Makueni — President William Ruto has called for concerted efforts in environmental protection to mitigate the effects of climate change.
The President appealed to Kenyans to support the government's tree-planting exercise to increase the country's tree cover.
"We want every Kenyan, from every part of the country, to plant trees. That is why we have set aside this day to plant trees,"
President Ruto urged Kenyans to cease encroachment on the nation's wetlands and forests, emphasizing the importance of safeguarding water catchment areas.
This, he explained, will ensure the country has better climatic conditions, a better environment, regular rains and adequate rains to support agriculture.
"If there is a programme that will make a meaningful impact in the attainment of our food security goals, and address the cost of living, it is environmental protection," he said.
The President made the remarks on Monday during the National Tree Growing Day at Kiu Westland in Makindu, Makueni County.
During the event, 150,000 seedlings were planted as part of a national campaign aimed at utilising the short rains to grow 100 Million seedlings across the country.
Present were First Lady Rachel Ruto, Deputy President Rigathi Gachagua, his spouse Pastor Dorcas, Environment Cabinet Secretary Soipan Tuya, Makueni Governor Mutula Kilonzo Junior, and Kajiado Governor Joseph Ole Lenku.
Others were MPs Mwengi Mutuse (Kibwezi West), Nimrod Mbai (Kitui East), Joshua Mwalyo (Masinga), Vincent Musyoka (Mwala), Yakub Adow (Bura), James Murango (Kirinyaga), Tabitha Mitinda (Nominated), Reuben Kiborek (Mogotio) and Former Makueni Governor Prof Kivutha Kibwana.

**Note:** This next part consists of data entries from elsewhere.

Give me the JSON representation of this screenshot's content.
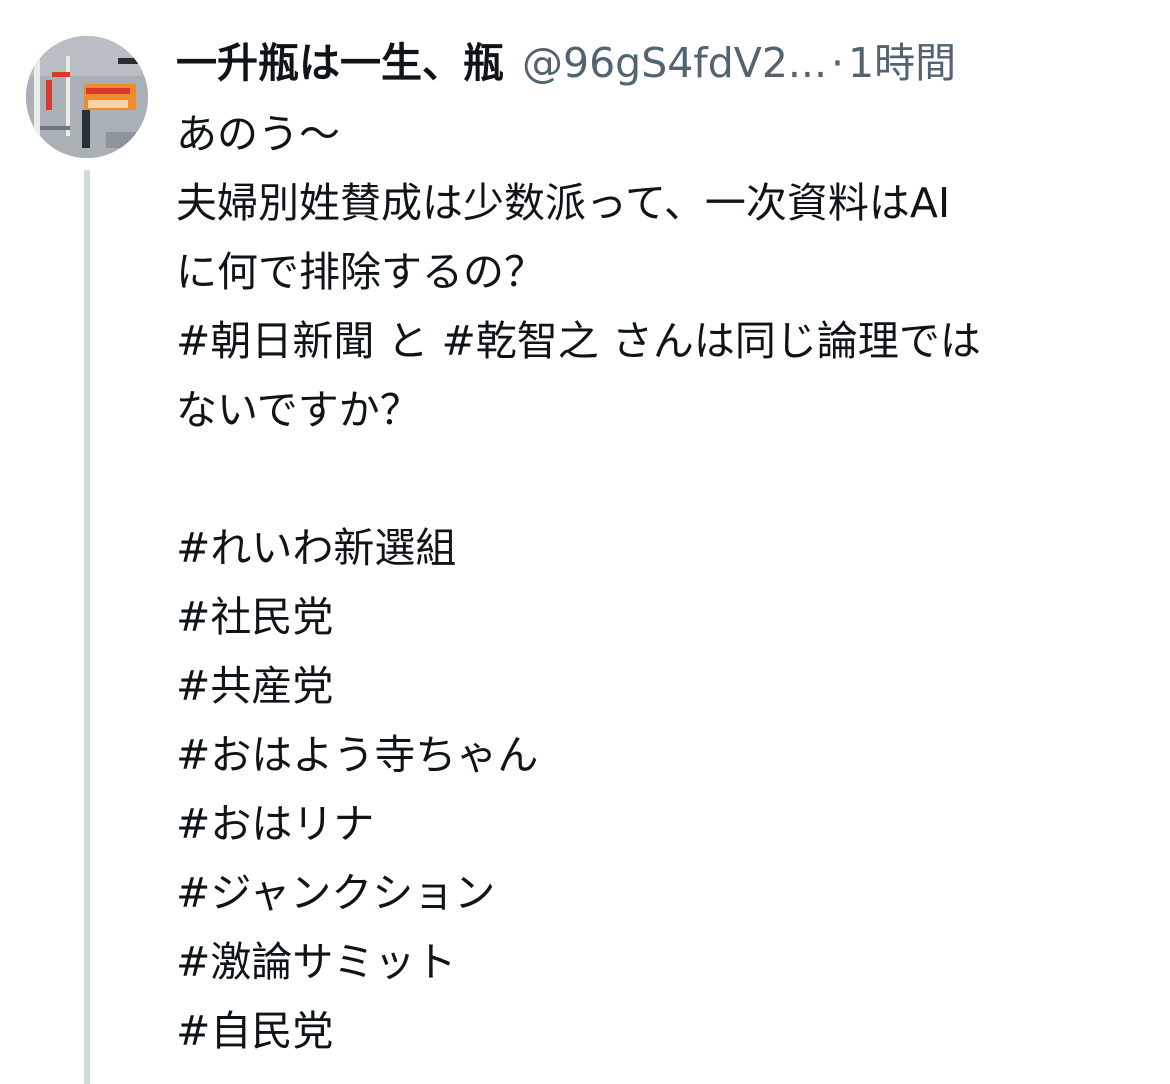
{
  "tweet": {
    "author": {
      "display_name": "一升瓶は一生、瓶",
      "handle": "@96gS4fdV2...",
      "separator": "·",
      "time": "1時間"
    },
    "avatar": {
      "colors": {
        "background": "#a9b0b6",
        "accent_red": "#d63a2a",
        "accent_orange": "#f08a2c",
        "dark": "#2a2f36",
        "light": "#e9ece8"
      }
    },
    "body": {
      "line1": "あのう〜",
      "line2": "夫婦別姓賛成は少数派って、一次資料はAI",
      "line3": "に何で排除するの？",
      "line4": {
        "tag1": "#朝日新聞",
        "mid": " と ",
        "tag2": "#乾智之",
        "rest": " さんは同じ論理では"
      },
      "line5": "ないですか？"
    },
    "hashtags": [
      "#れいわ新選組",
      "#社民党",
      "#共産党",
      "#おはよう寺ちゃん",
      "#おはリナ",
      "#ジャンクション",
      "#激論サミット",
      "#自民党"
    ],
    "colors": {
      "text": "#0f1419",
      "secondary": "#536471",
      "thread_line": "#cfd9de"
    }
  }
}
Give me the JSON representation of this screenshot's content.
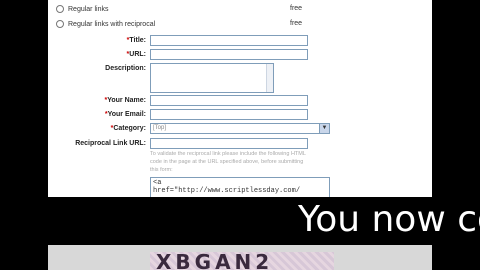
{
  "link_options": [
    {
      "label": "Regular links",
      "price": "free"
    },
    {
      "label": "Regular links with reciprocal",
      "price": "free"
    }
  ],
  "form": {
    "title_label": "Title:",
    "url_label": "URL:",
    "description_label": "Description:",
    "name_label": "Your Name:",
    "email_label": "Your Email:",
    "category_label": "Category:",
    "category_value": "[Top]",
    "reciprocal_label": "Reciprocal Link URL:",
    "required_mark": "*",
    "help_text": "To validate the reciprocal link please include the following HTML code in the page at the URL specified above, before submitting this form:",
    "code_text": "<a\nhref=\"http://www.scriptlessday.com/"
  },
  "captcha_text": "XBGAN2",
  "caption": "You now co"
}
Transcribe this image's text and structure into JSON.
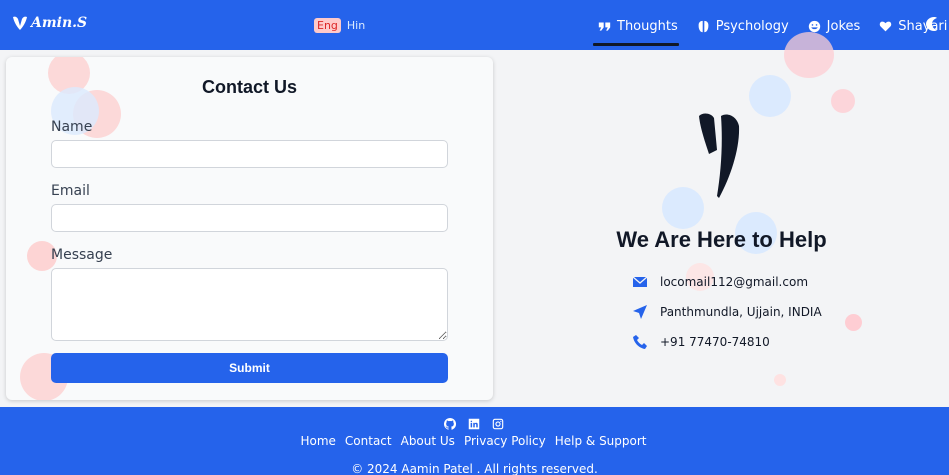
{
  "header": {
    "brand": "Amin.S",
    "lang": {
      "eng": "Eng",
      "hin": "Hin"
    },
    "nav": [
      {
        "label": "Thoughts",
        "icon": "quote-icon",
        "active": true
      },
      {
        "label": "Psychology",
        "icon": "brain-icon",
        "active": false
      },
      {
        "label": "Jokes",
        "icon": "smile-icon",
        "active": false
      },
      {
        "label": "Shayari",
        "icon": "heart-icon",
        "active": false
      }
    ],
    "theme_icon": "moon-icon"
  },
  "contact_form": {
    "title": "Contact Us",
    "name_label": "Name",
    "name_value": "",
    "email_label": "Email",
    "email_value": "",
    "message_label": "Message",
    "message_value": "",
    "submit_label": "Submit"
  },
  "help": {
    "title": "We Are Here to Help",
    "email": "locomail112@gmail.com",
    "address": "Panthmundla, Ujjain, INDIA",
    "phone": "+91 77470-74810"
  },
  "footer": {
    "social_icons": [
      "github-icon",
      "linkedin-icon",
      "instagram-icon"
    ],
    "links": [
      "Home",
      "Contact",
      "About Us",
      "Privacy Policy",
      "Help & Support"
    ],
    "copyright": "© 2024 Aamin Patel . All rights reserved."
  },
  "colors": {
    "primary": "#2563eb",
    "text_dark": "#111827",
    "background": "#f3f4f6"
  }
}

The President said the government will gazette all wetlands in Makueni County and protect them from encroachment.
The Head of State said the government will step up efforts geared towards protecting and rehabilitating over 10,000 wetlands in the country.
"We will continue to protect our environment and ensure we leave behind a nation that the future generation will be proud of," he said.

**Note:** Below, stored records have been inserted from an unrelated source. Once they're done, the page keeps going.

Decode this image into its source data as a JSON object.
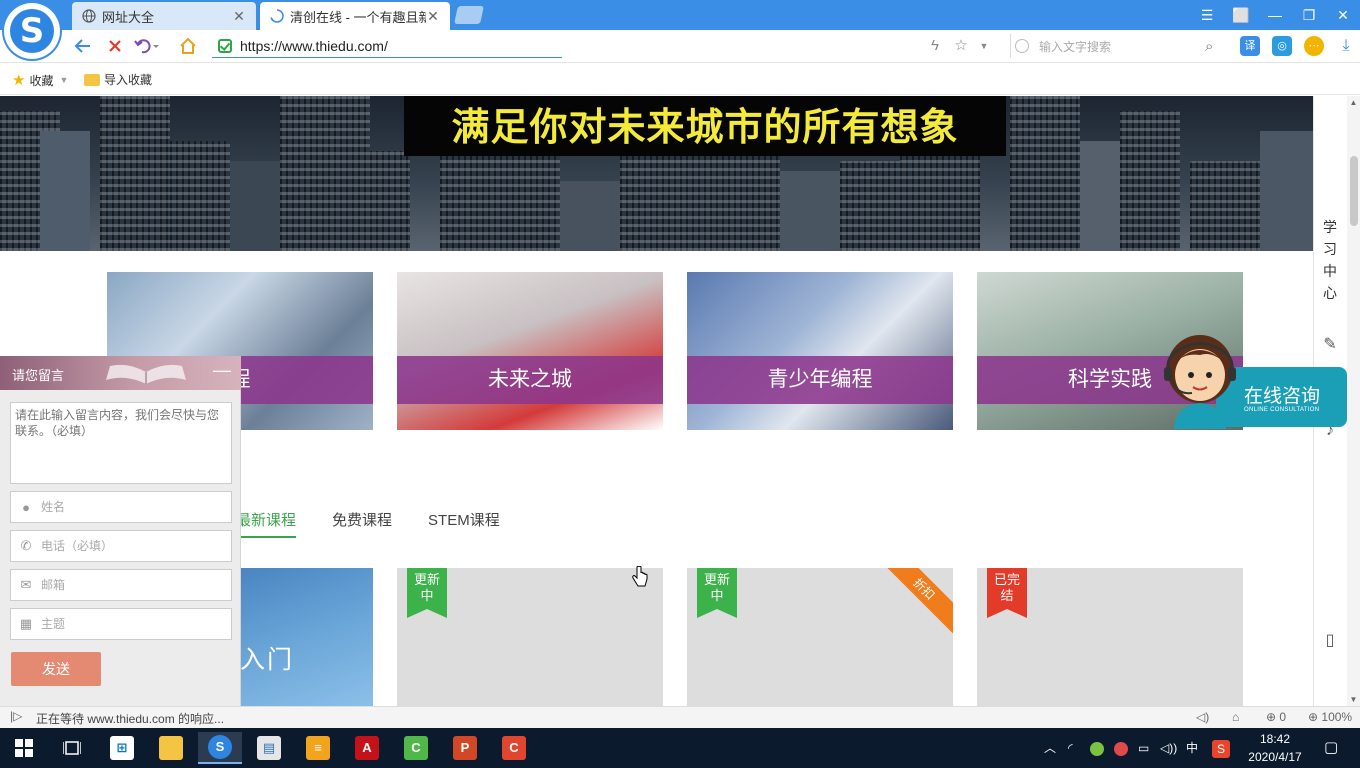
{
  "browser": {
    "tabs": [
      {
        "title": "网址大全",
        "close": "✕"
      },
      {
        "title": "清创在线 - 一个有趣且新",
        "close": "✕"
      }
    ],
    "window_controls": [
      "☰",
      "⬜",
      "—",
      "❐",
      "✕"
    ],
    "url": "https://www.thiedu.com/",
    "search_placeholder": "输入文字搜索",
    "bookmarks": {
      "favorites": "收藏",
      "import": "导入收藏"
    }
  },
  "page": {
    "banner_title": "满足你对未来城市的所有想象",
    "categories": [
      {
        "label": "程"
      },
      {
        "label": "未来之城"
      },
      {
        "label": "青少年编程"
      },
      {
        "label": "科学实践"
      }
    ],
    "course_tabs": [
      {
        "label": "最新课程",
        "active": true
      },
      {
        "label": "免费课程",
        "active": false
      },
      {
        "label": "STEM课程",
        "active": false
      }
    ],
    "courses": [
      {
        "title": "设计入门",
        "ribbon": "",
        "ribbon_color": ""
      },
      {
        "title": "",
        "ribbon": "更新中",
        "ribbon_color": "#3cb34a"
      },
      {
        "title": "",
        "ribbon": "更新中",
        "ribbon_color": "#3cb34a",
        "badge": "折扣"
      },
      {
        "title": "",
        "ribbon": "已完结",
        "ribbon_color": "#e23b2a"
      }
    ],
    "side_panel": {
      "study_center": "学习中心"
    },
    "consult": {
      "title": "在线咨询",
      "subtitle": "ONLINE CONSULTATION"
    }
  },
  "message_form": {
    "title": "请您留言",
    "minimize": "—",
    "message_placeholder": "请在此输入留言内容，我们会尽快与您联系。（必填）",
    "name_placeholder": "姓名",
    "phone_placeholder": "电话（必填）",
    "email_placeholder": "邮箱",
    "subject_placeholder": "主题",
    "send_label": "发送"
  },
  "status": {
    "text": "正在等待 www.thiedu.com 的响应...",
    "download_count": "0",
    "zoom": "100%"
  },
  "taskbar": {
    "time": "18:42",
    "date": "2020/4/17",
    "ime": "中"
  },
  "colors": {
    "accent_blue": "#3a8ee6",
    "active_tab_green": "#3fa34d",
    "category_strip": "#8c378c",
    "send_button": "#e58a72",
    "consult": "#1a9fb7"
  }
}
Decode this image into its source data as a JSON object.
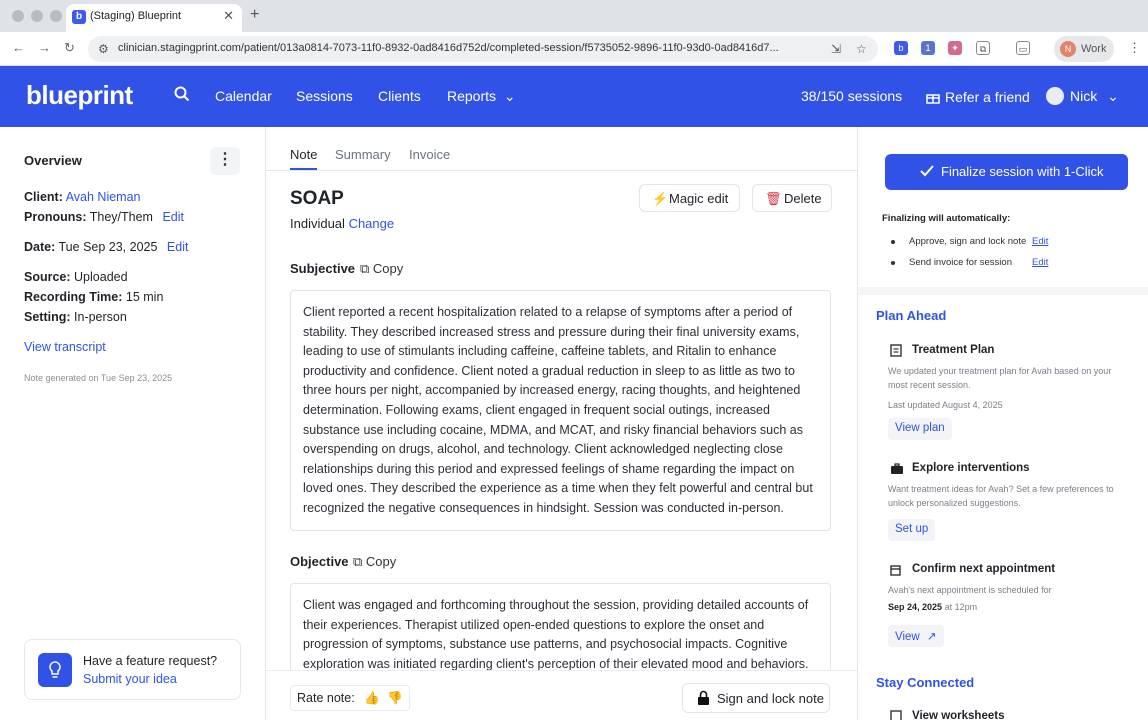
{
  "browser": {
    "tab_title": "(Staging) Blueprint",
    "url": "clinician.stagingprint.com/patient/013a0814-7073-11f0-8932-0ad8416d752d/completed-session/f5735052-9896-11f0-93d0-0ad8416d7...",
    "profile_label": "Work",
    "profile_initial": "N"
  },
  "header": {
    "logo": "blueprint",
    "nav": [
      "Calendar",
      "Sessions",
      "Clients",
      "Reports"
    ],
    "sessions_count": "38/150 sessions",
    "refer_label": "Refer a friend",
    "user_name": "Nick"
  },
  "overview": {
    "title": "Overview",
    "client_label": "Client:",
    "client_name": "Avah Nieman",
    "pronouns_label": "Pronouns:",
    "pronouns_value": "They/Them",
    "pronouns_edit": "Edit",
    "date_label": "Date:",
    "date_value": "Tue Sep 23, 2025",
    "date_edit": "Edit",
    "source_label": "Source:",
    "source_value": "Uploaded",
    "recording_label": "Recording Time:",
    "recording_value": "15 min",
    "setting_label": "Setting:",
    "setting_value": "In-person",
    "transcript_link": "View transcript",
    "note_generated": "Note generated on Tue Sep 23, 2025",
    "feature_title": "Have a feature request?",
    "feature_link": "Submit your idea"
  },
  "note": {
    "tabs": [
      "Note",
      "Summary",
      "Invoice"
    ],
    "title": "SOAP",
    "type_label": "Individual",
    "change_link": "Change",
    "magic_edit": "Magic edit",
    "delete": "Delete",
    "copy_label": "Copy",
    "subjective_heading": "Subjective",
    "subjective_text": "Client reported a recent hospitalization related to a relapse of symptoms after a period of stability. They described increased stress and pressure during their final university exams, leading to use of stimulants including caffeine, caffeine tablets, and Ritalin to enhance productivity and confidence. Client noted a gradual reduction in sleep to as little as two to three hours per night, accompanied by increased energy, racing thoughts, and heightened determination. Following exams, client engaged in frequent social outings, increased substance use including cocaine, MDMA, and MCAT, and risky financial behaviors such as overspending on drugs, alcohol, and technology. Client acknowledged neglecting close relationships during this period and expressed feelings of shame regarding the impact on loved ones. They described the experience as a time when they felt powerful and central but recognized the negative consequences in hindsight. Session was conducted in-person.",
    "objective_heading": "Objective",
    "objective_text": "Client was engaged and forthcoming throughout the session, providing detailed accounts of their experiences. Therapist utilized open-ended questions to explore the onset and progression of symptoms, substance use patterns, and psychosocial impacts. Cognitive exploration was initiated regarding client's perception of their elevated mood and behaviors.",
    "rate_label": "Rate note:",
    "sign_lock": "Sign and lock note"
  },
  "right": {
    "finalize_label": "Finalize session with 1-Click",
    "finalize_auto": "Finalizing will automatically:",
    "auto_items": [
      {
        "text": "Approve, sign and lock note",
        "edit": "Edit"
      },
      {
        "text": "Send invoice for session",
        "edit": "Edit"
      }
    ],
    "plan_ahead": "Plan Ahead",
    "treatment_title": "Treatment Plan",
    "treatment_desc": "We updated your treatment plan for Avah based on your most recent session.",
    "treatment_updated": "Last updated August 4, 2025",
    "treatment_btn": "View plan",
    "interventions_title": "Explore interventions",
    "interventions_desc": "Want treatment ideas for Avah? Set a few preferences to unlock personalized suggestions.",
    "interventions_btn": "Set up",
    "appt_title": "Confirm next appointment",
    "appt_desc": "Avah's next appointment is scheduled for",
    "appt_date": "Sep 24, 2025",
    "appt_at": "at",
    "appt_time": "12pm",
    "appt_btn": "View",
    "stay_connected": "Stay Connected",
    "worksheets": "View worksheets"
  },
  "colors": {
    "brand": "#3152e6",
    "link": "#3152e6"
  }
}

The President also inspected Kwa Venge Springs, Makindu intake, which has faced a significant reduction in water production over the years as a result of climate change, leading to a water deficit in Makindu and its environs.

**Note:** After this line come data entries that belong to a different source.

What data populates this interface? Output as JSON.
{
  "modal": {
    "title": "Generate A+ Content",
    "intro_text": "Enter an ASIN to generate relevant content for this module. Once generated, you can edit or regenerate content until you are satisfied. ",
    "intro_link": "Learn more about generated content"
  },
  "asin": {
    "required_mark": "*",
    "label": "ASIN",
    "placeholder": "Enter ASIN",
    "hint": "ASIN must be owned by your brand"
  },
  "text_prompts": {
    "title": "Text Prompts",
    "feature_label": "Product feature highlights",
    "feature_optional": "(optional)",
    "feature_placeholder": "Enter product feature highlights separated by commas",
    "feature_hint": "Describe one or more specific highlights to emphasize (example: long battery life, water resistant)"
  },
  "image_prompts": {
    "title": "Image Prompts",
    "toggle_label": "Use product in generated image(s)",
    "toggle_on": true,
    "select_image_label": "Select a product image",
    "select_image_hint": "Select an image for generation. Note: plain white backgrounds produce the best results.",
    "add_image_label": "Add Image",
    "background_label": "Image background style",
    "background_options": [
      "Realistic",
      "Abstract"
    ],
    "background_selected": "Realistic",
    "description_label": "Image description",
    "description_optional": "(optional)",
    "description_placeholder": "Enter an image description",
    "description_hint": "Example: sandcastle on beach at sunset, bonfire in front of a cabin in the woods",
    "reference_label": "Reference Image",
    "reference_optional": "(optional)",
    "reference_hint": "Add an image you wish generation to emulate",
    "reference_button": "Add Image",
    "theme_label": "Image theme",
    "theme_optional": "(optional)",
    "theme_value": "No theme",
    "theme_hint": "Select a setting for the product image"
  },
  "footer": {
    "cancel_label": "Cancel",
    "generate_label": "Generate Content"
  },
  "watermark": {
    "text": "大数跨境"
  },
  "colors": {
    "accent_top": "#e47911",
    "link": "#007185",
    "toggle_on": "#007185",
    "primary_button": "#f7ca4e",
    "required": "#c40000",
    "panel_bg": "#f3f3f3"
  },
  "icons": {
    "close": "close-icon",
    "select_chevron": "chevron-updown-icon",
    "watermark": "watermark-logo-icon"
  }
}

He observed that Makueni County had 23 rivers, however, due to human activities only one river, Makindu, is still running.
"Climate change is a reality we can no longer wish away," he noted.
Mrs Ruto called on Kenyans to not only grow trees but also nurture them to maturity.
Mr Gachagua said the government is keen on addressing water challenges in Ukambani and other parts of the country.
Ms Tuya said environmental conservation will restore economic activities in agricultural regions that have been affected by climate change.
Mr Kilonzo called on the government to give Kenyans fruit seedlings to complement the tree planting exercise and also enhance their incomes.
Mr Lenku attributed climate change to human activities resulting in the destruction of the environment in search of farming land and settlement.
"Let us take care of our environment by growing and nurturing trees," he said.
Mr Mwengi observed that climate change has affected water catchments and reduced agricultural productivity in the region.
Mbai said President Ruto-led administration has an elaborate water project that will address water challenges in Ukambani.
Mr Musyoka called on the government to take stern action to tame the encroachment of forests to mitigate the effects of climate change.
He also called on Kenyans to play their part and contribute to the country's climate action. "Climate action is a collective responsibility," he said.